R.I.L.A.O.N now you're using a modeling language, I guess it has a lot of good features like infinity freedom, just one downside : no one will understand it but you.
BenCAD
Are you talking about UML? ;-p
"Boxes and arrows", often incorrectly referred to as flowcharts
We don't
We write documentation using Guru and our API is documented in Apiary. We could say our model is described in Apiary. We use Guru to share small pieces of documentation with the team. We think that works better than writing long articles in a wiki or similar.
It should be about documentation only but about modeling ;)

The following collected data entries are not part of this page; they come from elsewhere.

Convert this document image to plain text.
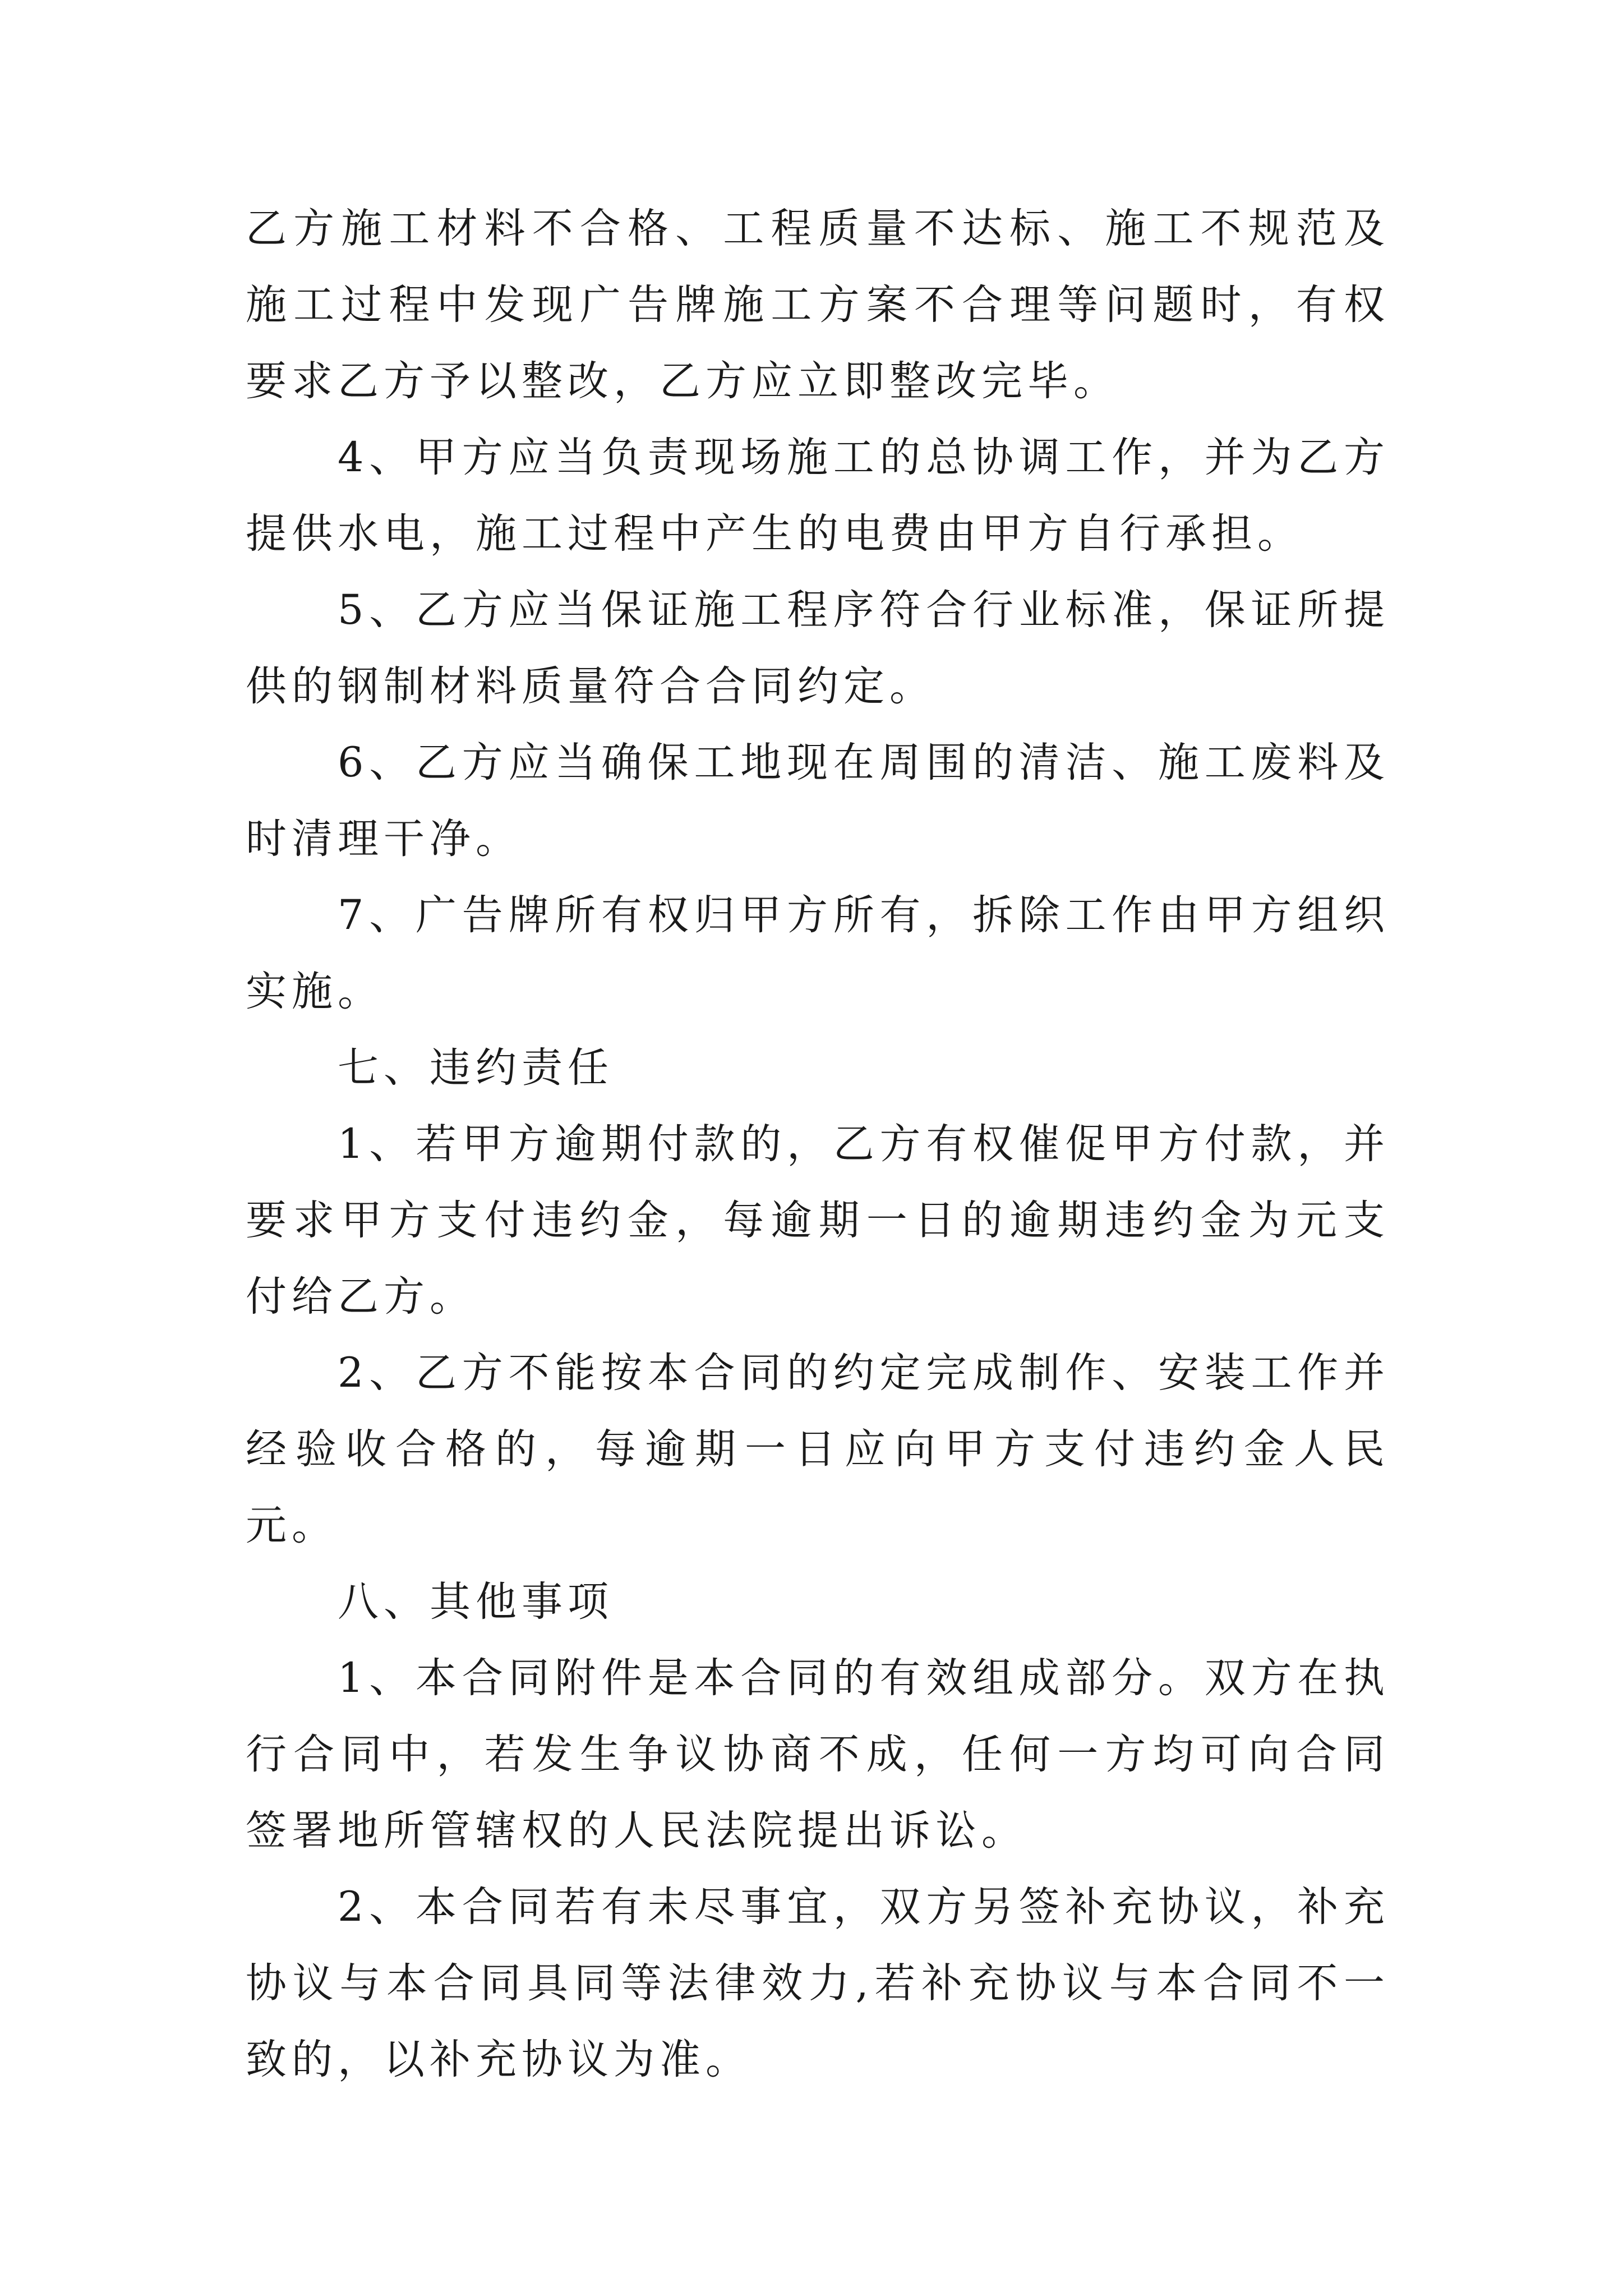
乙方施工材料不合格、工程质量不达标、施工不规范及施工过程中发现广告牌施工方案不合理等问题时，有权要求乙方予以整改，乙方应立即整改完毕。

4、甲方应当负责现场施工的总协调工作，并为乙方提供水电，施工过程中产生的电费由甲方自行承担。

5、乙方应当保证施工程序符合行业标准，保证所提供的钢制材料质量符合合同约定。

6、乙方应当确保工地现在周围的清洁、施工废料及时清理干净。

7、广告牌所有权归甲方所有，拆除工作由甲方组织实施。

七、违约责任

1、若甲方逾期付款的，乙方有权催促甲方付款，并要求甲方支付违约金，每逾期一日的逾期违约金为元支付给乙方。

2、乙方不能按本合同的约定完成制作、安装工作并经验收合格的，每逾期一日应向甲方支付违约金人民元。

八、其他事项

1、本合同附件是本合同的有效组成部分。双方在执行合同中，若发生争议协商不成，任何一方均可向合同签署地所管辖权的人民法院提出诉讼。

2、本合同若有未尽事宜，双方另签补充协议，补充协议与本合同具同等法律效力,若补充协议与本合同不一致的，以补充协议为准。
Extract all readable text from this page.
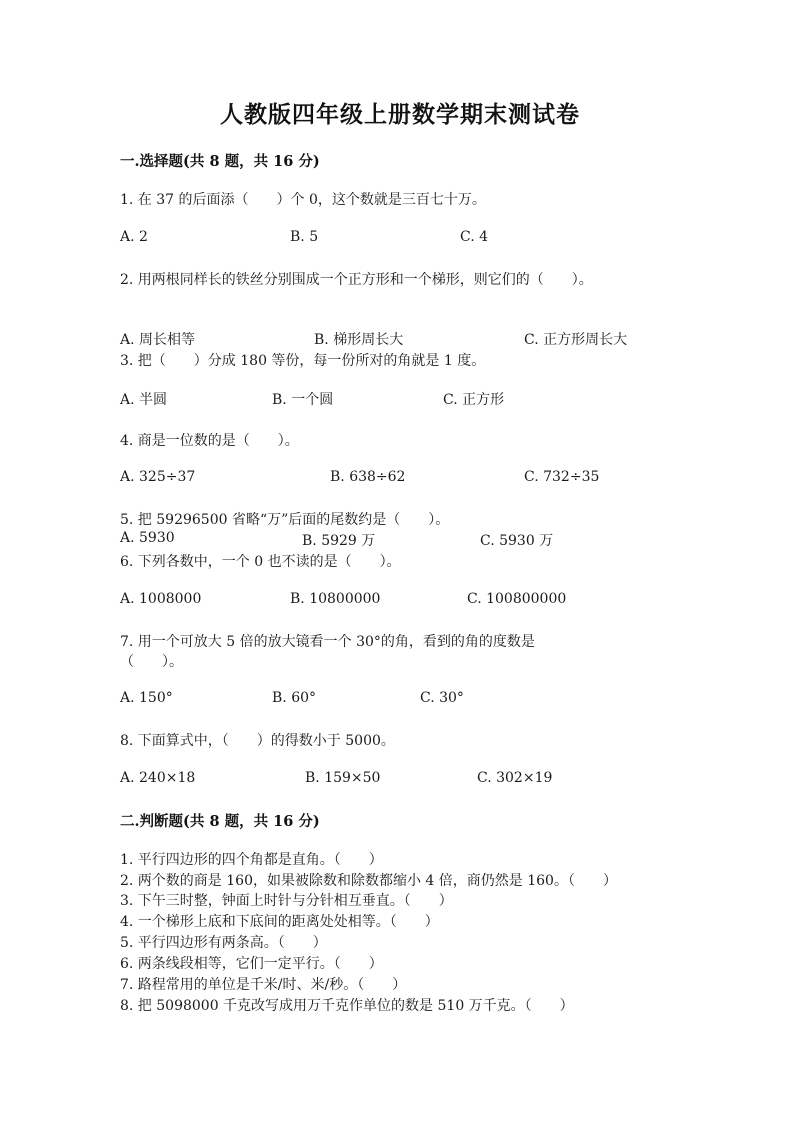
人教版四年级上册数学期末测试卷
一.选择题(共 8 题，共 16 分)
1. 在 37 的后面添（　　）个 0，这个数就是三百七十万。
A. 2	B. 5	C. 4
2. 用两根同样长的铁丝分别围成一个正方形和一个梯形，则它们的（　　）。
A. 周长相等	B. 梯形周长大	C. 正方形周长大
3. 把（　　）分成 180 等份，每一份所对的角就是 1 度。
A. 半圆	B. 一个圆	C. 正方形
4. 商是一位数的是（　　）。
A. 325÷37	B. 638÷62	C. 732÷35
5. 把 59296500 省略“万”后面的尾数约是（　　）。
A. 5930	B. 5929 万	C. 5930 万
6. 下列各数中，一个 0 也不读的是（　　）。
A. 1008000	B. 10800000	C. 100800000
7. 用一个可放大 5 倍的放大镜看一个 30°的角，看到的角的度数是
（　　）。
A. 150°	B. 60°	C. 30°
8. 下面算式中，（　　）的得数小于 5000。
A. 240×18	B. 159×50	C. 302×19
二.判断题(共 8 题，共 16 分)
1. 平行四边形的四个角都是直角。（　　）
2. 两个数的商是 160，如果被除数和除数都缩小 4 倍，商仍然是 160。（　　）
3. 下午三时整，钟面上时针与分针相互垂直。（　　）
4. 一个梯形上底和下底间的距离处处相等。（　　）
5. 平行四边形有两条高。（　　）
6. 两条线段相等，它们一定平行。（　　）
7. 路程常用的单位是千米/时、米/秒。（　　）
8. 把 5098000 千克改写成用万千克作单位的数是 510 万千克。（　　）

Lately I ve been using the c4model.com/
I m in a team with an architect that prepare the highest abstraction layer and then we go almost until the code layer with her to map the whole project and interactions
Same as Ben but I use Markdown files because my calligraphy is not even readable by me π
Scrawly notebook doodles showing flows of data and dependency. If I need other people to be able to understand them, I use draw.io or a similar tool to produce legible versions. I'm not working on anything so massive as to require formal specification with UML and the like.
grafcet.online
which is very comprehensible for both business and developers (Automation Industry know that kind of diagram well). Is agnostic so could map easily with code or UML if wanted.
I like drawing diagrams in Omnigraffle! Lots of freedom, and nice to show to technical and non-technical folks alike. For enduring documentation, we use Jira/Confluence.